ShutterstockEsta receta de mermelada de pomelo es ideal para quienes disfrutan de los sabores cítricos con un toque amargo. Su preparación es sencilla y el resultado es una mermelada aromática, brillante y perfecta para untar en tostadas, acompañar postres o regalar. Sigue el paso a paso para prepararla en casa de forma natural y sin conservantes.
La mermelada de pomelo combina lo mejor de esta fruta: su sabor refrescante, su acidez y ese amargor característico que la hace única entre los cítricos. Esta preparación casera permite aprovechar los pomelos de estación y transformarlos en un producto que puede durar varios meses si se conserva adecuadamente. A diferencia de otras mermeladas, la de pomelo tiene un proceso especial que incluye remojo y cocción prolongada, para equilibrar el sabor y reducir el amargor natural de la fruta. Además, al utilizar la cáscara, se obtiene una textura firme, una fragancia intensa y un color ámbar que resulta muy atractivo. Ya sea para el desayuno, la merienda o como toque especial en una tabla de quesos, es una excelente opción para quienes buscan preparar conservas caseras con sabor auténtico.
Ingredientes
4 pomelos grandes, 800 gramos de azúcar, 1 litro de agua, jugo de 1 limón.
Desarrollo paso a paso para preparar esta mermelada de pomelo
- Lava muy bien los pomelos bajo el chorro de agua para eliminar impurezas y ceras de la cáscara. Luego, con un cuchillo afilado, córtalos en cuartos y retira todas las semillas. Si prefieres una textura más suave, puedes quitar parte de la membrana blanca interna. Corta los cuartos en rodajas finas o en pequeños trozos, incluyendo la cáscara. Esta parte es esencial, ya que aporta textura, sabor y pectina natural.
- Coloca todos los trozos de pomelo en un recipiente amplio y cúbrelos con agua fría. Déjalos en remojo durante al menos 12 horas, idealmente de un día para otro.

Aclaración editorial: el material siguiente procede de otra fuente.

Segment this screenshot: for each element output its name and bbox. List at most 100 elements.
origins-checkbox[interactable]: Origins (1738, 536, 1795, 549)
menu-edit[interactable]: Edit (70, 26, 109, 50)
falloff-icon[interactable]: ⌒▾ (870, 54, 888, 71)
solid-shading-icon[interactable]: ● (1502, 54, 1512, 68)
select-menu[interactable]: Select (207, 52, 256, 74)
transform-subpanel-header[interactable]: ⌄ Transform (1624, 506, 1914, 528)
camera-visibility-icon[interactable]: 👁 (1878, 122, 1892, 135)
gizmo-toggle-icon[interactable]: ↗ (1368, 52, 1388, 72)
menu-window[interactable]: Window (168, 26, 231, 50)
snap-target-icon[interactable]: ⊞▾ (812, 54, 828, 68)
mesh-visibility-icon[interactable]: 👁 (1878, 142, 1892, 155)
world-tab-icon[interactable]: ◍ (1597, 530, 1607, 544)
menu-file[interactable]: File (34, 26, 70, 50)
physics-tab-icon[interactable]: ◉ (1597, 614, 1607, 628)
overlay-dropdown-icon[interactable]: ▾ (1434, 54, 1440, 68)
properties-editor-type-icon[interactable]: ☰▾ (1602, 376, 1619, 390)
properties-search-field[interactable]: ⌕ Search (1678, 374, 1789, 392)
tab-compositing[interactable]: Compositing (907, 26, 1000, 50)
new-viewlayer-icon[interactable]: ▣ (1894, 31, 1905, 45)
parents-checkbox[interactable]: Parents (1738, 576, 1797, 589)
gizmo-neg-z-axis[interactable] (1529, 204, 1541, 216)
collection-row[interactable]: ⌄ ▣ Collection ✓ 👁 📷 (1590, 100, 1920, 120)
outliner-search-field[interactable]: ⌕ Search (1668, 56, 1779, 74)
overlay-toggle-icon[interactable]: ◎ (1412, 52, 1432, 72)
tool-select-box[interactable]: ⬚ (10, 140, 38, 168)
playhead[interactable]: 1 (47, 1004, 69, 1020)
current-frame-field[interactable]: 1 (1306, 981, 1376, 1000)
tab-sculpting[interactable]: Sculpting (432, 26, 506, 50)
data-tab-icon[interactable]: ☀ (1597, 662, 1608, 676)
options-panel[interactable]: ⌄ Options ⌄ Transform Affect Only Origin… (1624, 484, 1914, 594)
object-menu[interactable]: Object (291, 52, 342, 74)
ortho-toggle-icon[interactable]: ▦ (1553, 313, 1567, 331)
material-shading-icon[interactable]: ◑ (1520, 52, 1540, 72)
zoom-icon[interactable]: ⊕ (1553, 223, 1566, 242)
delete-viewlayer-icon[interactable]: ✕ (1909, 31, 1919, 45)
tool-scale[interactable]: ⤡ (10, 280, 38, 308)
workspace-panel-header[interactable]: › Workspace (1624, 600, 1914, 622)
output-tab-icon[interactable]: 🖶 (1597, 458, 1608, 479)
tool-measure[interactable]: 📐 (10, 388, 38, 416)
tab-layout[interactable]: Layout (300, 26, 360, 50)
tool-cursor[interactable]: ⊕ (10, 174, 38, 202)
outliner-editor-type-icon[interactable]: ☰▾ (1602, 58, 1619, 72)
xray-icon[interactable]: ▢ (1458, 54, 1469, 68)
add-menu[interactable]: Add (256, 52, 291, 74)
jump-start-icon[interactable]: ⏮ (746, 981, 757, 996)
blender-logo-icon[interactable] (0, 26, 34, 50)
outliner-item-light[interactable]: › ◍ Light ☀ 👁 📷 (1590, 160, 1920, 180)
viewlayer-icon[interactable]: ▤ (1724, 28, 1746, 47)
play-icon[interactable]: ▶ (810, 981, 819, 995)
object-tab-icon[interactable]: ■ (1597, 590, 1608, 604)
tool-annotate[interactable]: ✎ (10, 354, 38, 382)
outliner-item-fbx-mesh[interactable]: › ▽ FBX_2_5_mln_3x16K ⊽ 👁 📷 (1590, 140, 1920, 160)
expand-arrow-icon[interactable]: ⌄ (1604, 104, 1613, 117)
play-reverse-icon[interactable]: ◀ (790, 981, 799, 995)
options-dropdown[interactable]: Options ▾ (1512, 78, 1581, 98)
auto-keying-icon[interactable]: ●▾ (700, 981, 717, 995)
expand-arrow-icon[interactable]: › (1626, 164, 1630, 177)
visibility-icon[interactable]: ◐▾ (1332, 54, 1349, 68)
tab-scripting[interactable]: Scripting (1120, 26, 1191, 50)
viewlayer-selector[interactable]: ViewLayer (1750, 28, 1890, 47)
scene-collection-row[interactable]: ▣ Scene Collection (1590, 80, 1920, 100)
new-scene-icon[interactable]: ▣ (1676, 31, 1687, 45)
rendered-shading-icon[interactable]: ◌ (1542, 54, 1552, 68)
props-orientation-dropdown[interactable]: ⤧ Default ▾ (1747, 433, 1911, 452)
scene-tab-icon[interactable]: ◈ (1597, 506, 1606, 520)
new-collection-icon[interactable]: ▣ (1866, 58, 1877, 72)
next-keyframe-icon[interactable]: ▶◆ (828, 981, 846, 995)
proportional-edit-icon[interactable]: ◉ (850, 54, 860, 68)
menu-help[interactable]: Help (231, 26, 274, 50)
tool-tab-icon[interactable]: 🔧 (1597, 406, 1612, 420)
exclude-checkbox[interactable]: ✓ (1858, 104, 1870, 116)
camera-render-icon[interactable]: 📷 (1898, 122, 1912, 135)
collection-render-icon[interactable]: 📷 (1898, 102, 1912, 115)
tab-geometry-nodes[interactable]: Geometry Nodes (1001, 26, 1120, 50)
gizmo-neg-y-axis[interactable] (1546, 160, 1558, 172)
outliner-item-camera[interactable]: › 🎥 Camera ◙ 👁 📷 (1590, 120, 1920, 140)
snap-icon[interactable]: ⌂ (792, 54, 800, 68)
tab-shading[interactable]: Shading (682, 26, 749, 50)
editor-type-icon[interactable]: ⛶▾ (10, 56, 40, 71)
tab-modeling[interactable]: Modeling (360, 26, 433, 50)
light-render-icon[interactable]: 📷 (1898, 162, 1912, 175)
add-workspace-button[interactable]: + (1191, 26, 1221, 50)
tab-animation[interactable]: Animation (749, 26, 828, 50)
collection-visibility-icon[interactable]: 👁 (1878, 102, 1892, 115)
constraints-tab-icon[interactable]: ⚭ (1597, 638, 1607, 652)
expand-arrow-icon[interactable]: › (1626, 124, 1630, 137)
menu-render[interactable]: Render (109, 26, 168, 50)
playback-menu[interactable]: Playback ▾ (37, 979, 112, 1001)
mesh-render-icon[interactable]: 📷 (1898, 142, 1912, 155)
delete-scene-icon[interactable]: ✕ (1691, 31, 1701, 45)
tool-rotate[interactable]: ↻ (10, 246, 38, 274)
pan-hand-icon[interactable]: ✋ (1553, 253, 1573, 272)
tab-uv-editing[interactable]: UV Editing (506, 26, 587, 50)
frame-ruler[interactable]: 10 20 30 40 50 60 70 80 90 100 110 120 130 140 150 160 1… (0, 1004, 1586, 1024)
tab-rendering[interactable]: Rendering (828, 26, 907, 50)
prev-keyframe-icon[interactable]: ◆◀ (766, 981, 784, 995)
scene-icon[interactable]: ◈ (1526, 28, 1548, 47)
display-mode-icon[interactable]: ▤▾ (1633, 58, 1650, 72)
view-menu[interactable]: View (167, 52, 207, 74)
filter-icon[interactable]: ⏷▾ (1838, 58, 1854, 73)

Este paso es fundamental para suavizar el sabor amargo de la fruta y lograr una mermelada más equilibrada.
- Al día siguiente, escurre bien los pomelos y colócalos en una olla grande. Añade 1 litro de agua limpia y lleva a hervor a fuego medio. Cocina durante 30 minutos hasta que las cáscaras estén tiernas y la mezcla se haya reducido un poco. Remueve de vez en cuando para evitar que se pegue.
- Pasados los 30 minutos, incorpora el azúcar y el jugo de limón a la olla. Mezcla con cuchara de madera hasta que el azúcar se disuelva completamente. El limón ayuda a conservar y aporta pectina adicional, favoreciendo la consistencia final de la mermelada.
- Continúa la cocción a fuego medio, revolviendo con frecuencia. La mezcla irá cambiando de color, volviéndose más ámbar y densa. Este proceso puede tardar entre 30 y 45 minutos, dependiendo de la humedad de los pomelos y del tipo de olla utilizada. Para saber si la mermelada está lista, coloca una cucharadita en un plato frío y traza una línea con el dedo. Si la mezcla no se junta nuevamente, la consistencia es adecuada.
- Mientras se cocina la mermelada, esteriliza frascos de vidrio y sus tapas hirviéndolos durante 10 minutos. Una vez que la mermelada está lista, retírala del fuego y viértela cuidadosamente en los frascos calientes, llenando hasta 1 cm del borde. Limpia bien los bordes, tapa herméticamente y colócalos boca abajo durante 5 minutos para generar vacío. Luego, deja enfriar por completo a temperatura ambiente.
- Una vez fría, guarda la mermelada en lugar fresco, seco y oscuro. Si se ha hecho el vacío correctamente, puede durar varios meses sin necesidad de refrigeración. Una vez abierto el frasco, consérvalo en la heladera y consúmelo en un plazo de 2 a 3 semanas.
De la cocina a tu mesa
Preparar esta mermelada de pomelo casera es una excelente manera de saborear todo el sabor de los cítricos en una conserva natural, sin aditivos ni conservantes. Su textura suave con trozos de cáscara, su sabor dulce con un toque amargo y su aroma fresco hacen que sea una opción deliciosa para acompañar tostadas, yogures, postres o incluso platos salados como carnes o quesos curados. Además, permite aprovechar frutas de estación, reducir el desperdicio y crear regalos caseros con un toque personal. Atrévete a probar esta mermelada y descubre una forma distinta y sabrosa de conservar el pomelo. ¡Y a disfrutar!